I owe a lot to David E. Kelley. "Picket Fences" was one of the first serial dramas I ever got hooked on in syndication. "Ally McBeal" and "The Practice" were both influential in my decision to go to law school, where I actually followed Kelley to his alma mater, where he would eventually speak at my graduation, encouraging my class to avoid the banality and soul-destruction of the corporate track. Actually, come to think of it, David E. Kelley probably owes me $100,000 in law school loan debt, thanks to that advice. Fucker.
With the exception of "Girls Club," I have nevertheless been completely loyal to Kelley over the years. "Harry's Law" may break that streak. Kelley has been writing legal dramas for so long now that the actual cases within episodes are easily borrowed from plot lines in past shows. Given the limited number of issues fit for television, I don't begrudge the guy that, even if Kelley's obsession with explaining jury nullification has gotten out of hand (this may be the third legal drama he's began with a jury nullification episode). With a Kelley show, it's always been about the characters trying those cases, and that's where Kelley has consistently been the best, peaking in my opinion in his last legal drama, "Boston Legal," featuring William Shatner's Denny Crane and James Spader's Alan Shore. In "Harry's Law," it feels like Kelley is trying to combine those two characters in a woman, Kathy Bates' Harriet, a tough-nosed, gun-carrying liberal. Bates is a great actress, but Harry is not a good character.
Harry, burned out from decades of patent law and on a bender, is fired from her job, and on her way out, a man attempting to commit suicide inadvertently falls on her, knocking her unconscious. When she comes to, she's run over by a car driven by another lawyer, putting her right back in the hospital. She's uninjured both times. But, spurred on by her secretary (Brittany Snow), she tries to read meaning into the accidents. "Everything happens for a reason," is an oft repeated line in the pilot episode.

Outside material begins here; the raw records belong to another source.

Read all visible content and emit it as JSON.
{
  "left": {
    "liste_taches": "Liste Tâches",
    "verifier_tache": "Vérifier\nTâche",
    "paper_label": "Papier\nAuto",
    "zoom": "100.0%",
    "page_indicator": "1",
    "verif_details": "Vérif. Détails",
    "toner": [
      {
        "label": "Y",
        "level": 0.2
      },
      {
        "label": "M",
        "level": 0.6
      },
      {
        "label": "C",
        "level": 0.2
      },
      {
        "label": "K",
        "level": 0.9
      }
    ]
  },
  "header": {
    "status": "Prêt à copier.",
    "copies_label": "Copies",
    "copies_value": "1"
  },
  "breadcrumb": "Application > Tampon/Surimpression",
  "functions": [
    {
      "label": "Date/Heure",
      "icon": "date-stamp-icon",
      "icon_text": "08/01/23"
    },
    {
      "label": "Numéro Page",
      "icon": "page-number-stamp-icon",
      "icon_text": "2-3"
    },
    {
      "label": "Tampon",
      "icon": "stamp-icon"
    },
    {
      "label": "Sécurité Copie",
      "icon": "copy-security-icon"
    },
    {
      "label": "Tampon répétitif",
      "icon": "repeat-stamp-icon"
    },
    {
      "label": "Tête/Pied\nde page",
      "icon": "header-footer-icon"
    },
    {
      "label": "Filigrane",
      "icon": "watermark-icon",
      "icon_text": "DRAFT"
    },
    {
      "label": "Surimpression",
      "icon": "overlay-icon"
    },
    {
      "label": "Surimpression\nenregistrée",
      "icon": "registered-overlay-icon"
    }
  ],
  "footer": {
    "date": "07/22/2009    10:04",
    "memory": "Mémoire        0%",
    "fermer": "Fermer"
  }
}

Harry opens up a small law firm, where the man who tried to kill himself is her first client, and the lawyer that accidentally ran her over (Nate Corddry) is her second hire, after her secretary, who takes the shoes left behind in the office they leased and turns half of the place into a boutique shoe store.
It's that kind of show. Kelley has for years managed the quirk with varying levels of success, hitting both his highest and lowest points in "Ally McBeal," (a dancing baby? Really?) but in "Harry's Law" it feels like he's targeting that quirk toward the geriatrics that dominate the CBS audience. "Harry's Law" is the "Designing Women" of legal dramas. Brittany Snow feels like that pretty blonde your grandmother wants you to marry, and so far, at least, the quirks and idiosyncrasies that have made Kelley's best characters his best characters (Richard Fish!) are missing from this cast, although I will concede that Nate Corddry has a fairly dramatic -- and entertaining -- court appearance. It's the show's only real highlight.
It was a weak pilot episode, establishing the show as a safe, conservative one, home cooked "Matlock" without any of the smug, liberal self-righteousness I so loved about "Boston Legal" or the gritty, morally ambiguity of "The Practice," or the feminist whimsy of "Ally McBeal." There aren't even any character outlets in "Harry's Law" for Kelley's soft-hearted chauvinists, and I wouldn't expect a foul-mouthed serial killing Betty White to show up in this Kelley show, either.
But I'll give it another episode or two, because Kelley is Kelley, Nate Corddry is great, and Kelley may yet populate the show with the kind of brilliant degenerates, assholes, and weirdos that have made his previous efforts so successful.